I instantly pulled the drain plug and dumped 400 gallons of mosquito tea into the orchard.

The time for oneness with nature was over.

The Reach For Bleach
To my surprise, testing and treating the water with a few teaspoons of chlorine took even less time than reading the directions on how to do it. The water remained clear for weeks on end, though Beth was skeptical, announcing after a close inspection, “I don’t smell chlorine.” A quick dip of a test strip indicating the water was clean and at a level of acceptable alkalinity proved my vigilance.

The fly rod and guitar now occupy places of honor beside the fireplace in Beth’s house, displayed with pride yet still ready for action at a moment’s notice. The net that came with the fly rod I’ve found useful for skimming leaves off the surface of the tub water. The wicker fisherman’s creel hangs nicely on the stove fence, where it has proven as convenient for storing beverages as it must be for trout.

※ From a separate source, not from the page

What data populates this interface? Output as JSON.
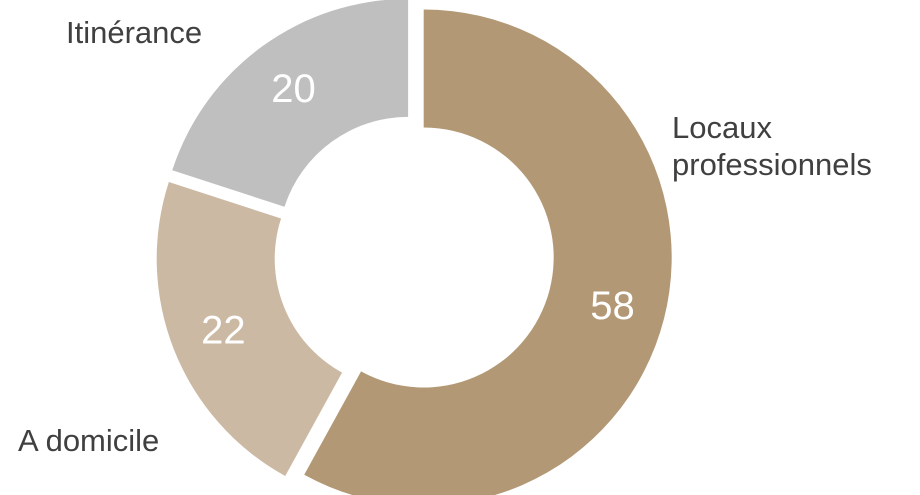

We also have an old canoe paddle next to the tub, the only relic from an ill-fated trip on the Hudson, which we use to stir up the water and evenly distribute heat.

Finally, at the end of summer, we discovered that the mysterious green stones of the peculiar tree had become Asian pears, adding a completely surprising flavor to evenings spent in our little orchard and its cedar centerpiece.

“Now, if only my guitar were waterproof,” I mused.

“Let’s find out!” cried Beth, leaping from the tub and running to the house.